“Australia is miles behind many others in the Asia Pacific region, and the UK, when it comes to acknowledging vaping’s key role in beating tobacco. Australia is sadly kowtowing to the World Health Organisation, rather than accepting compelling international evidence,” said the group’s coordinator, Nancy Loucas.
Most doctors are still expected to be unwilling to prescribe vapes, as the process is far from straight forward.
Last year, Australia’s Federal Health Minister Greg Hunt had announced a new measure banning the importation of vape liquid containing nicotine. A few months later the Therapeutic Goods Administration (TGA) announced their final decision on the measure, “..the importation of nicotine e-cigarettes and liquid nicotine for vaping will require a doctor’s prescription.”
To this effect, as of October 2021, vapers in Australia will only be able to purchase vaping products from pharmacies via prescription.

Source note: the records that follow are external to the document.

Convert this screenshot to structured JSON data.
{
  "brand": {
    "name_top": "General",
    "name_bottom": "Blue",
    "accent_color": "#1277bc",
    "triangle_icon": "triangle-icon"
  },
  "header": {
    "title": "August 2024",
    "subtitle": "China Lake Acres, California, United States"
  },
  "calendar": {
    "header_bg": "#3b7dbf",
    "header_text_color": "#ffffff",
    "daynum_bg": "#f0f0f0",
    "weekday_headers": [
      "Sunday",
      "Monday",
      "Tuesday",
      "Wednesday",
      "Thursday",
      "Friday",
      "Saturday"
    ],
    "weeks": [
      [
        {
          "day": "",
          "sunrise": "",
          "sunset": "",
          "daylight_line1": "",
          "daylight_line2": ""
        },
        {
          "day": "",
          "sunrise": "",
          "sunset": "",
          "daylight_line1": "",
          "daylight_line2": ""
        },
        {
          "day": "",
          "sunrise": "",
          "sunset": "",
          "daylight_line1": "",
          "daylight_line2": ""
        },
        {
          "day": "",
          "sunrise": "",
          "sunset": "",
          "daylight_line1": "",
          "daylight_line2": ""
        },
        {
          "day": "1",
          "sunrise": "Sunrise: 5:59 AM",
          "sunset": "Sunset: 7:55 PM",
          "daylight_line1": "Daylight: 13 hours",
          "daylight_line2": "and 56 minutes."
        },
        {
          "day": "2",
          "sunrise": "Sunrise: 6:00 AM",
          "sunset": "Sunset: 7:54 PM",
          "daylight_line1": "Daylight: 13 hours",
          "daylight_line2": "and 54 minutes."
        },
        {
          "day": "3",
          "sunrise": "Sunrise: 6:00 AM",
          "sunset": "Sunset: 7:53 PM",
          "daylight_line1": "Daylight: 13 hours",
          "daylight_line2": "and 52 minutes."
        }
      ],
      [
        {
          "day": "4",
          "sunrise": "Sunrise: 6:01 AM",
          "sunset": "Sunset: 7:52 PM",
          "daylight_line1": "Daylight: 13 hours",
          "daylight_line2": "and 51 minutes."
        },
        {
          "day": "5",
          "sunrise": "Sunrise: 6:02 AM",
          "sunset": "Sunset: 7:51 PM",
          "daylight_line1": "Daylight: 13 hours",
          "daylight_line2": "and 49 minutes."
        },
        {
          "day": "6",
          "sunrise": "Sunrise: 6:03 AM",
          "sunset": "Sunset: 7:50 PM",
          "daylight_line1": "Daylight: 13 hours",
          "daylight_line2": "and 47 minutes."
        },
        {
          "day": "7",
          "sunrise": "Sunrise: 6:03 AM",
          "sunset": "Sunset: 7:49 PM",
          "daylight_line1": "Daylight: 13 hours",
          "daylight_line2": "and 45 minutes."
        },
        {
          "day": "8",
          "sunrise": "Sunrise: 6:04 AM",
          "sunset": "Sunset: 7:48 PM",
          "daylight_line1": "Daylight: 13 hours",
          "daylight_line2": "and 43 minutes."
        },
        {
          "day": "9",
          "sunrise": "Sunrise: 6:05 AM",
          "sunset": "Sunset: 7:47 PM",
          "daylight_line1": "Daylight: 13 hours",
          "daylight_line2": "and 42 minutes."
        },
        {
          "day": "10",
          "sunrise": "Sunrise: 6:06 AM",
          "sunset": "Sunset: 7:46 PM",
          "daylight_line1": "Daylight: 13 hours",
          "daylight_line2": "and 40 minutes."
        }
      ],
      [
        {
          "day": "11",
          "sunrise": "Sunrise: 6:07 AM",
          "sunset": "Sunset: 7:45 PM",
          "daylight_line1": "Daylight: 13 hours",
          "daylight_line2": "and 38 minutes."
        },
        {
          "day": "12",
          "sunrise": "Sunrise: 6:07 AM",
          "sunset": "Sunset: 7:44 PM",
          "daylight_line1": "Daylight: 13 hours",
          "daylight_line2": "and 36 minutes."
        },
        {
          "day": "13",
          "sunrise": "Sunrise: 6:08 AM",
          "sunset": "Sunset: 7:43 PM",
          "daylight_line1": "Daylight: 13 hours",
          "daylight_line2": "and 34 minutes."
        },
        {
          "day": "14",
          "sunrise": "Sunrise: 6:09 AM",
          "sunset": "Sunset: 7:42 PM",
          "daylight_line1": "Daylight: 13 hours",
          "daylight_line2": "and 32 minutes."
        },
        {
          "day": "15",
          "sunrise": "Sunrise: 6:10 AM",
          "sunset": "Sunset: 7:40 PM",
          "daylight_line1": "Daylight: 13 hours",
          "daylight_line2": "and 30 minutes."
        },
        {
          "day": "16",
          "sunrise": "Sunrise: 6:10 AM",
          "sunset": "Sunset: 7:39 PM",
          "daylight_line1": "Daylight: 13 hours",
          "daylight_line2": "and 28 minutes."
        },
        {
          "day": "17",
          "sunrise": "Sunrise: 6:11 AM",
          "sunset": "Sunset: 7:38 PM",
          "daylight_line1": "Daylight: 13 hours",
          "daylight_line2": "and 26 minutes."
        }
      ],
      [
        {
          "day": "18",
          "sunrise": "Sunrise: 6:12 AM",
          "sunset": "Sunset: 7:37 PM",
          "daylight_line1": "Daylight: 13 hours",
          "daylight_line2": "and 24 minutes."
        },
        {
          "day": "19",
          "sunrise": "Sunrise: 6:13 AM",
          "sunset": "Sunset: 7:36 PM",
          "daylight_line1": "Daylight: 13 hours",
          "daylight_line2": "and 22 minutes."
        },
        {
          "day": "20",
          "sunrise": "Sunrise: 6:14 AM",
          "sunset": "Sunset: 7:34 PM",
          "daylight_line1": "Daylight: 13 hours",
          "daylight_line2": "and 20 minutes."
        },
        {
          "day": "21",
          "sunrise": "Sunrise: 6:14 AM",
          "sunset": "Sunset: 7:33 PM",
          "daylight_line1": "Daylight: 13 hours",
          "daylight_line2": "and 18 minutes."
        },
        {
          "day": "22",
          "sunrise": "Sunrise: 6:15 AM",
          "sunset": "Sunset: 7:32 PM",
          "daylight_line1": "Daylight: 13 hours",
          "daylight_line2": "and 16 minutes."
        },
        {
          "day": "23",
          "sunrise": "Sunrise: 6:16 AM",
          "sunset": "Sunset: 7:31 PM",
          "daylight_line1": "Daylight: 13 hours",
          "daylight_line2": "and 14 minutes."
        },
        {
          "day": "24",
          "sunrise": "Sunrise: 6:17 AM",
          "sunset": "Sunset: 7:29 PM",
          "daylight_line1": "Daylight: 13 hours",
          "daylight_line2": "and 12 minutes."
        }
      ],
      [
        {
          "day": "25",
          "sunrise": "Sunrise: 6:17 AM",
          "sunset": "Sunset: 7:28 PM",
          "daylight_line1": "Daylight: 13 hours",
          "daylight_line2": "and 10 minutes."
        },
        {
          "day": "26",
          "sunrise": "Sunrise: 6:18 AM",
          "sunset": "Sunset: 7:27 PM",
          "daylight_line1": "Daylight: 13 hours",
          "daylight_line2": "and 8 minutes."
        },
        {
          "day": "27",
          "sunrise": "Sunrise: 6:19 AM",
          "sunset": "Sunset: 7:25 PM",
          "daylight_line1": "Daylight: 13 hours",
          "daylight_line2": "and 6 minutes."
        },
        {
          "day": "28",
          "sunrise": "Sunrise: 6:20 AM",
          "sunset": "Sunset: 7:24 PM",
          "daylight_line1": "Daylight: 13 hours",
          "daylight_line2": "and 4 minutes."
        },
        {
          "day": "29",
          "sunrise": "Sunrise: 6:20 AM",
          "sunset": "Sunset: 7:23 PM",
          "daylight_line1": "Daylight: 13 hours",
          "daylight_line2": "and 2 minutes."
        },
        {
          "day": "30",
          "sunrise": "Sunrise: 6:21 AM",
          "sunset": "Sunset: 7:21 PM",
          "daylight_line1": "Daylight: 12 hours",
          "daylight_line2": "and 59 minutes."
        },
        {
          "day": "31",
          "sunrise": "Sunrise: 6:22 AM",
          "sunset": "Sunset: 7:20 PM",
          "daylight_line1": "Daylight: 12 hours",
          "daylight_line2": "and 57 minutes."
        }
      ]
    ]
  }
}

While retailers in neighbouring New Zealand and most other countries are able to responsibly sell nicotine products over the counter, anyone caught violating Australia’s harsh regulations will face steep fines, and in some cases even imprisonment.
“It’s humiliating that all ex-smokers and those desperate to quit will need to seek a medical opinion and doctor’s prescription to access significantly less harmful nicotine vaping products in Australia. It makes no sense when the country’s smokers can buy a pack of cigarettes from any service station or supermarket on a whim,” said Loucas.
The prescription process is complicated for doctors too
Moreover, highlights Loucas, given that there are currently no approved nicotine e-cigarettes on the Australian Register of Therapeutic Goods (ARTG), most doctors will likely be unwilling to prescribe the products, as the process is far from straight forward. “Doctors will either need to first apply to the TGA for access to the unapproved product or provide a script for three months or less for patients intending to access nicotine vape products through the Personal Importation Scheme,” explained a release by CAPHRA.
The tobacco harm reduction group said that to add insult to injury, international scientific evidence also discredits Australian Health Minister Greg Hunt’s claims that the ban will seek ‘to avoid an onramp for non-smokers, especially youth’. “In reality, it’s the complete opposite – vaping is no gateway to youth smoking, but a leading offramp for adult smokers,” explained CAPHRA.
Loucas concluded by saying that while Kiwi regulations are not perfect, at least vapes are accessible to smokers seeking to quit. “New Zealand’s 2020 vaping legislation is not perfect. Nonetheless, if you’re over 18, nicotine vaping products are readily available there, with their Ministry of Health strongly supportive of vaping as an effective way to achieving smoke-free,” said Loucas.